Option pool shuffle relates to the allocation of shares to a venture capital (VC) investor at the point of investment, when also creating an Employee Share Option Pool at the same time. There are two different approaches to determine the number of shares to allocate to each investor, the VC Friendly Approach and the Founder Friendly Approach.

The VC Friendly approach
The VC Friendly approach, which may also be called a pre-money pool, gives the VC a greater share of the company. The Share Options are allocated first, and then the VC is allocated its shares. The impact is the VC share allocation dilutes the Share Option Pool and the VC ends up with a greater percentage of the company

The Founder Friendly approach
The Founder Friendly approach, which may also be called a post-money pool, gives the VC a smaller share of the company.  The VC are allocated their shares first. The impact is that the VC is diluted by the new Share Option Pool and the VC ends up with a smaller percentage of the company

Example
A company has 90,000 shares, and wants to (i) allocate 18,000 shares to a VC and (ii) create an Employee Share Option Pool (ESOP) of 10%.

The VC Friendly approach: 
1. The ESOP is created first - allocating 10% of the Company. So the ESOP gets 10,000 shares (10,000 / 100,000)
2. The VC is allocated its shares - 18,000 shares. The VC ends up with 15.25% of the company (18,000 / 118,000)
3. The ESOP ends up with 8.47% of the company (10,000/118,000)

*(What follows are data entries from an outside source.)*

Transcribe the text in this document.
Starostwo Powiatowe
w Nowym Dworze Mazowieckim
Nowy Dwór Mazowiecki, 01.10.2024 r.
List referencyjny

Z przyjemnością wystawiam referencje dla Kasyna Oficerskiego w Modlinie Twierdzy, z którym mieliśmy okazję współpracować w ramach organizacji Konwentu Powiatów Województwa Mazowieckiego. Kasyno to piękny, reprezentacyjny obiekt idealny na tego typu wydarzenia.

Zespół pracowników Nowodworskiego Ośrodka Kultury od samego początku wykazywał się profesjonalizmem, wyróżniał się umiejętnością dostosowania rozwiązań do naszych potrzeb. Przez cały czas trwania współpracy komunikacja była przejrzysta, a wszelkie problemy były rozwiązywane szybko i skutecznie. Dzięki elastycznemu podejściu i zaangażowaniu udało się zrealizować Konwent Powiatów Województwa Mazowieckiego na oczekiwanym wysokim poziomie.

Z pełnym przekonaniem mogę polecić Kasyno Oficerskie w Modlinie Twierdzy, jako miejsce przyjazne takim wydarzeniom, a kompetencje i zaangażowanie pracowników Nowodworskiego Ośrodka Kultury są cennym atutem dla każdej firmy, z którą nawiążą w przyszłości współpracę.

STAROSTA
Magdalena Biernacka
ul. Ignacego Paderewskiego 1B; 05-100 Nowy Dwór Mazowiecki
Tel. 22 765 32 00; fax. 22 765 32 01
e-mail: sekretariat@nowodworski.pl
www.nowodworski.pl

The Founder Friendly approach:
1. The VC is allocated its shares - 18,000 shares.
2. The ESOP is created. There are now 108,000 shares outstanding, so the ESOP gets 12,000 shares, and has 10% of the company (12,000 / 120,000)
3. The VC ends up with 15% of the company. 0.25% less than the VC Friendly Approach

Ironically, the founders (existing shareholders) will end up with a smaller shareholding under the Founder Friendly Approach than the VC Friendly Approach, as more new shares will have been issued.